Secretary Hardin felt strongly that our initial negotiating position should be an import level of 1,050 million pounds, allocated among the suppliers a la 1969, plus an additional 5 million pounds for Latin America to exemplify the “special relationship.” Imports of 1,050 million pounds in 1970 would represent virtually no increase over actual imports in 1969 and only a 15 million pound increase from the agreed restraint levels of this year. I therefore expressed doubts that Australia and perhaps New Zealand would be willing to negotiate voluntary restraints at that level. They might calculate that they would come out better if we applied quotas, even at the lower statutory level of 1,000 million pounds. This is because they would expect the quotas to be allocated on an historical (5-year) basis, under which they would receive a much larger share of the total than they got in 1969 and would get in 1970 under the voluntary approach, which already encompasses substantially favored treatment for Latin America.
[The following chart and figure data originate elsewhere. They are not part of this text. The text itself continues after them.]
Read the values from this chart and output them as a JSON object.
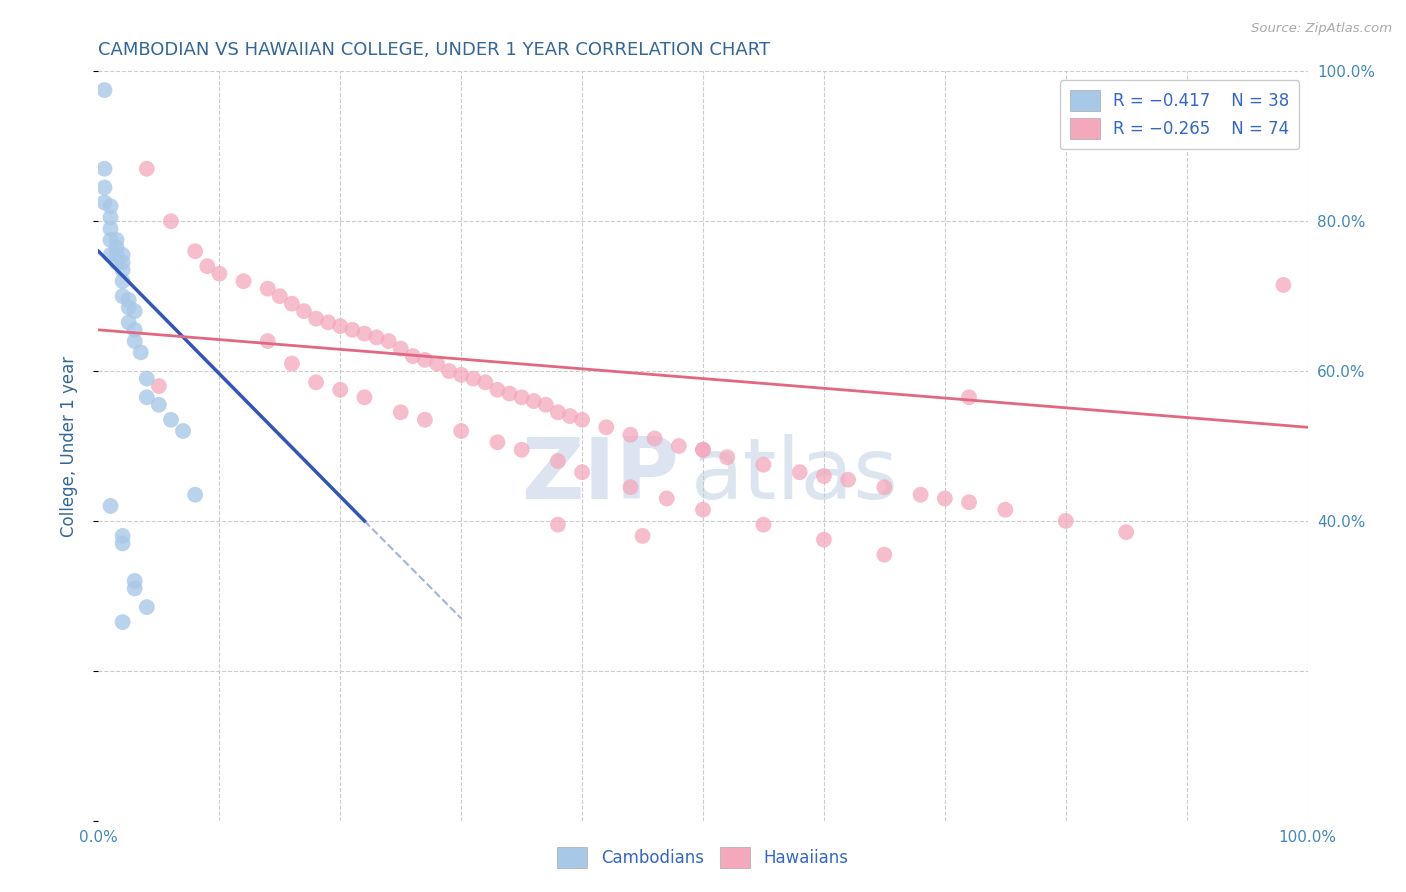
{
  "title": "CAMBODIAN VS HAWAIIAN COLLEGE, UNDER 1 YEAR CORRELATION CHART",
  "source": "Source: ZipAtlas.com",
  "ylabel": "College, Under 1 year",
  "watermark_zip": "ZIP",
  "watermark_atlas": "atlas",
  "legend_r1": "-0.417",
  "legend_n1": "38",
  "legend_r2": "-0.265",
  "legend_n2": "74",
  "xlim": [
    0.0,
    1.0
  ],
  "ylim": [
    0.0,
    1.0
  ],
  "color_cambodian": "#a8c8e8",
  "color_hawaiian": "#f4a8bc",
  "line_color_cambodian": "#3355bb",
  "line_color_hawaiian": "#e06880",
  "background_color": "#ffffff",
  "grid_color": "#cccccc",
  "title_color": "#336699",
  "source_color": "#aaaaaa",
  "legend_text_color": "#3366cc",
  "axis_label_color": "#336699",
  "tick_label_color": "#4488bb",
  "cambodian_x": [
    0.005,
    0.005,
    0.005,
    0.005,
    0.01,
    0.01,
    0.01,
    0.01,
    0.01,
    0.015,
    0.015,
    0.015,
    0.015,
    0.02,
    0.02,
    0.02,
    0.02,
    0.02,
    0.025,
    0.025,
    0.025,
    0.03,
    0.03,
    0.03,
    0.035,
    0.04,
    0.04,
    0.05,
    0.06,
    0.07,
    0.08,
    0.01,
    0.02,
    0.02,
    0.03,
    0.03,
    0.04,
    0.02
  ],
  "cambodian_y": [
    0.975,
    0.87,
    0.845,
    0.825,
    0.82,
    0.805,
    0.79,
    0.775,
    0.755,
    0.775,
    0.765,
    0.755,
    0.745,
    0.755,
    0.745,
    0.735,
    0.72,
    0.7,
    0.695,
    0.685,
    0.665,
    0.68,
    0.655,
    0.64,
    0.625,
    0.59,
    0.565,
    0.555,
    0.535,
    0.52,
    0.435,
    0.42,
    0.38,
    0.37,
    0.32,
    0.31,
    0.285,
    0.265
  ],
  "hawaiian_x": [
    0.04,
    0.06,
    0.08,
    0.09,
    0.1,
    0.12,
    0.14,
    0.15,
    0.16,
    0.17,
    0.18,
    0.19,
    0.2,
    0.21,
    0.22,
    0.23,
    0.24,
    0.25,
    0.26,
    0.27,
    0.28,
    0.29,
    0.3,
    0.31,
    0.32,
    0.33,
    0.34,
    0.35,
    0.36,
    0.37,
    0.38,
    0.39,
    0.4,
    0.42,
    0.44,
    0.46,
    0.48,
    0.5,
    0.52,
    0.55,
    0.58,
    0.6,
    0.62,
    0.65,
    0.68,
    0.7,
    0.72,
    0.75,
    0.8,
    0.85,
    0.14,
    0.16,
    0.18,
    0.2,
    0.22,
    0.25,
    0.27,
    0.3,
    0.33,
    0.35,
    0.38,
    0.4,
    0.44,
    0.47,
    0.5,
    0.55,
    0.6,
    0.65,
    0.98,
    0.72,
    0.05,
    0.38,
    0.45,
    0.5
  ],
  "hawaiian_y": [
    0.87,
    0.8,
    0.76,
    0.74,
    0.73,
    0.72,
    0.71,
    0.7,
    0.69,
    0.68,
    0.67,
    0.665,
    0.66,
    0.655,
    0.65,
    0.645,
    0.64,
    0.63,
    0.62,
    0.615,
    0.61,
    0.6,
    0.595,
    0.59,
    0.585,
    0.575,
    0.57,
    0.565,
    0.56,
    0.555,
    0.545,
    0.54,
    0.535,
    0.525,
    0.515,
    0.51,
    0.5,
    0.495,
    0.485,
    0.475,
    0.465,
    0.46,
    0.455,
    0.445,
    0.435,
    0.43,
    0.425,
    0.415,
    0.4,
    0.385,
    0.64,
    0.61,
    0.585,
    0.575,
    0.565,
    0.545,
    0.535,
    0.52,
    0.505,
    0.495,
    0.48,
    0.465,
    0.445,
    0.43,
    0.415,
    0.395,
    0.375,
    0.355,
    0.715,
    0.565,
    0.58,
    0.395,
    0.38,
    0.495
  ],
  "cam_line_x0": 0.0,
  "cam_line_y0": 0.76,
  "cam_line_x1": 0.22,
  "cam_line_y1": 0.4,
  "cam_line_dash_x1": 0.3,
  "cam_line_dash_y1": 0.27,
  "haw_line_x0": 0.0,
  "haw_line_y0": 0.655,
  "haw_line_x1": 1.0,
  "haw_line_y1": 0.525
}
It was clear at the meeting that you might wish to raise the issue with the President if you were dissatisfied with the decision. Despite my being overruled, I do not recommend further effort at this point because:

1.
The 1,050 plus 5 for Latin America is only a first negotiating position, which State has already begun trying out on the suppliers.
2.
Secretary Hardin is clearly prepared to fall back to 1,060 plus 5, or even 1,075, if necessary to secure voluntary agreements.
3.
Australian and New Zealand meat has been entering the U.S. via Canada in excess of agreed amounts and there is thus a case for being tough with them as a result; I know of no particular foreign policy reason to be particularly accommodating to them at present.
4.
The add-on for Latin America should give us a good point in the ongoing IA-ECOSOC dialogue.
5.
Secretary Hardin has a point in wanting to maintain some leeway in the program for additional allocations later in 1970, as pressures build up for both economic and foreign policy reasons as they did this year.

We should know within a week or ten days whether the 1,050 plus 5 level is negotiable. If it is not, we may need a Presidential decision at that time.

  1. Source: National Archives, Nixon Presidential Materials, NSC Files, Subject Files, Box 401, Trade General, Volume I. Confidential.